French right-wing politician Marine Le Pen said she supports a ban on wearing yarmulkes in public in addition to a ban on Muslim headscarves.
“Obviously, if the veil is banned, the yarmulke [should be] banned in public as well,” the French daily Le Monde quoted Le Pen, leader of the National Front, as saying in an interview published on Friday.
Le Pen’s anti-immigrant, anti-Islamist party has long supported a ban on Muslim headscarves, veils and burkas. France’s minister of education, Vincent Peillon, said Le Pen “was fanning the flames of fundamentalism” with her statements. “She is the main fundamentalist,” he said.

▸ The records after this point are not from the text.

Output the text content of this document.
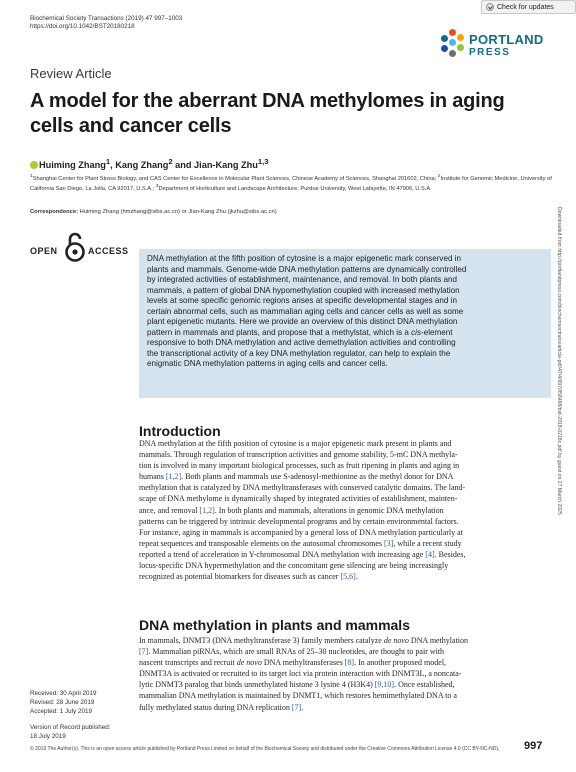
Biochemical Society Transactions (2019) 47 997–1003
https://doi.org/10.1042/BST20180218
Check for updates
PORTLAND
PRESS
Review Article
A model for the aberrant DNA methylomes in aging
cells and cancer cells
Huiming Zhang$^1$, Kang Zhang$^2$ and Jian-Kang Zhu$^{1,3}$
$^1$Shanghai Center for Plant Stress Biology, and CAS Center for Excellence in Molecular Plant Sciences, Chinese Academy of Sciences, Shanghai 201602, China; $^2$Institute for Genomic Medicine, University of California San Diego, La Jolla, CA 92017, U.S.A.; $^3$Department of Horticulture and Landscape Architecture, Purdue University, West Lafayette, IN 47906, U.S.A.
Correspondence: Huiming Zhang (hmzhang@sibs.ac.cn) or Jian-Kang Zhu (jkzhu@sibs.ac.cn)	Downloaded from http://portlandpress.com/biochemsoctrans/article-pdf/47/4/997/858498/bst-2018-0218c.pdf by guest on 27 March 2025
OPEN	ACCESS
DNA methylation at the fifth position of cytosine is a major epigenetic mark conserved in
plants and mammals. Genome-wide DNA methylation patterns are dynamically controlled
by integrated activities of establishment, maintenance, and removal. In both plants and
mammals, a pattern of global DNA hypomethylation coupled with increased methylation
levels at some specific genomic regions arises at specific developmental stages and in
certain abnormal cells, such as mammalian aging cells and cancer cells as well as some
plant epigenetic mutants. Here we provide an overview of this distinct DNA methylation
pattern in mammals and plants, and propose that a methylstat, which is a cis-element
responsive to both DNA methylation and active demethylation activities and controlling
the transcriptional activity of a key DNA methylation regulator, can help to explain the
enigmatic DNA methylation patterns in aging cells and cancer cells.
Introduction
DNA methylation at the fifth position of cytosine is a major epigenetic mark present in plants and
mammals. Through regulation of transcription activities and genome stability, 5-mC DNA methyla-
tion is involved in many important biological processes, such as fruit ripening in plants and aging in
humans [1,2]. Both plants and mammals use S-adenosyl-methionine as the methyl donor for DNA
methylation that is catalyzed by DNA methyltransferases with conserved catalytic domains. The land-
scape of DNA methylome is dynamically shaped by integrated activities of establishment, mainten-
ance, and removal [1,2]. In both plants and mammals, alterations in genomic DNA methylation
patterns can be triggered by intrinsic developmental programs and by certain environmental factors.
For instance, aging in mammals is accompanied by a general loss of DNA methylation particularly at
repeat sequences and transposable elements on the autosomal chromosomes [3], while a recent study
reported a trend of acceleration in Y-chromosomal DNA methylation with increasing age [4]. Besides,
locus-specific DNA hypermethylation and the concomitant gene silencing are being increasingly
recognized as potential biomarkers for diseases such as cancer [5,6].
DNA methylation in plants and mammals
In mammals, DNMT3 (DNA methyltransferase 3) family members catalyze de novo DNA methylation
[7]. Mammalian piRNAs, which are small RNAs of 25–30 nucleotides, are thought to pair with
nascent transcripts and recruit de novo DNA methyltransferases [8]. In another proposed model,
DNMT3A is activated or recruited to its target loci via protein interaction with DNMT3L, a noncata-
lytic DNMT3 paralog that binds unmethylated histone 3 lysine 4 (H3K4) [9,10]. Once established,
mammalian DNA methylation is maintained by DNMT1, which restores hemimethylated DNA to a
fully methylated status during DNA replication [7].
Received: 30 April 2019
Revised: 28 June 2019
Accepted: 1 July 2019
Version of Record published:
18 July 2019
© 2019 The Author(s). This is an open access article published by Portland Press Limited on behalf of the Biochemical Society and distributed under the Creative Commons Attribution License 4.0 (CC BY-NC-ND). 997
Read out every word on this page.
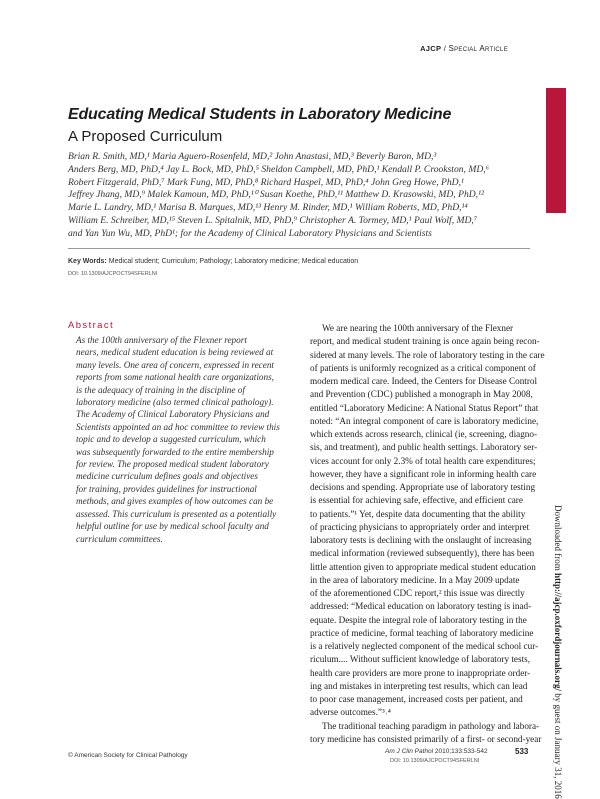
AJCP / Special Article
Educating Medical Students in Laboratory Medicine
A Proposed Curriculum

Brian R. Smith, MD,¹ Maria Aguero-Rosenfeld, MD,² John Anastasi, MD,³ Beverly Baron, MD,³

Anders Berg, MD, PhD,⁴ Jay L. Bock, MD, PhD,⁵ Sheldon Campbell, MD, PhD,¹ Kendall P. Crookston, MD,⁶

Robert Fitzgerald, PhD,⁷ Mark Fung, MD, PhD,⁸ Richard Haspel, MD, PhD,⁴ John Greg Howe, PhD,¹

Jeffrey Jhang, MD,⁹ Malek Kamoun, MD, PhD,¹⁰ Susan Koethe, PhD,¹¹ Matthew D. Krasowski, MD, PhD,¹²

Marie L. Landry, MD,¹ Marisa B. Marques, MD,¹³ Henry M. Rinder, MD,¹ William Roberts, MD, PhD,¹⁴

William E. Schreiber, MD,¹⁵ Steven L. Spitalnik, MD, PhD,⁹ Christopher A. Tormey, MD,¹ Paul Wolf, MD,⁷

and Yan Yun Wu, MD, PhD¹; for the Academy of Clinical Laboratory Physicians and Scientists

Key Words: Medical student; Curriculum; Pathology; Laboratory medicine; Medical education
DOI: 10.1309/AJCPOCT94SFERLNI
Abstract

As the 100th anniversary of the Flexner report

nears, medical student education is being reviewed at

many levels. One area of concern, expressed in recent

reports from some national health care organizations,

is the adequacy of training in the discipline of

laboratory medicine (also termed clinical pathology).

The Academy of Clinical Laboratory Physicians and

Scientists appointed an ad hoc committee to review this

topic and to develop a suggested curriculum, which

was subsequently forwarded to the entire membership

for review. The proposed medical student laboratory

medicine curriculum defines goals and objectives

for training, provides guidelines for instructional

methods, and gives examples of how outcomes can be

assessed. This curriculum is presented as a potentially

helpful outline for use by medical school faculty and

curriculum committees.

We are nearing the 100th anniversary of the Flexner

report, and medical student training is once again being recon-

sidered at many levels. The role of laboratory testing in the care

of patients is uniformly recognized as a critical component of

modern medical care. Indeed, the Centers for Disease Control

and Prevention (CDC) published a monograph in May 2008,

entitled “Laboratory Medicine: A National Status Report” that

noted: “An integral component of care is laboratory medicine,

which extends across research, clinical (ie, screening, diagno-

sis, and treatment), and public health settings. Laboratory ser-

vices account for only 2.3% of total health care expenditures;

however, they have a significant role in informing health care

decisions and spending. Appropriate use of laboratory testing

is essential for achieving safe, effective, and efficient care

to patients.”¹ Yet, despite data documenting that the ability

of practicing physicians to appropriately order and interpret

laboratory tests is declining with the onslaught of increasing

medical information (reviewed subsequently), there has been

little attention given to appropriate medical student education

in the area of laboratory medicine. In a May 2009 update

of the aforementioned CDC report,² this issue was directly

addressed: “Medical education on laboratory testing is inad-

equate. Despite the integral role of laboratory testing in the

practice of medicine, formal teaching of laboratory medicine

is a relatively neglected component of the medical school cur-

riculum.... Without sufficient knowledge of laboratory tests,

health care providers are more prone to inappropriate order-

ing and mistakes in interpreting test results, which can lead

to poor case management, increased costs per patient, and

adverse outcomes.”³˒⁴

The traditional teaching paradigm in pathology and labora-

tory medicine has consisted primarily of a first- or second-year

Downloaded from http://ajcp.oxfordjournals.org/ by guest on January 31, 2016
© American Society for Clinical Pathology
Am J Clin Pathol 2010;133:533-542	533
DOI: 10.1309/AJCPOCT94SFERLNI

The president of the Conference of European Rabbis, Rabbi Pinchas Goldschmidt, said Le Pen has “once again exposed herself as being unworthy of the mainstream French political space.”
“Her suggestion of a ban on wearing a kipah in public takes us straight back to the times of state-sponsored anti-Semitism under the Vichy regime,” he said. “Any sane politician will disqualify these comments as total madness and profoundly insulting to the French ideals of freedom of expression.”
Founded in the 1970s by Jean-Marie Le Pen, Marine Le Pen’s father, the National Front has established itself as France’s third-largest political party. In 2002, it made it to the second round in the presidential elections, clinching 17 percent of the vote.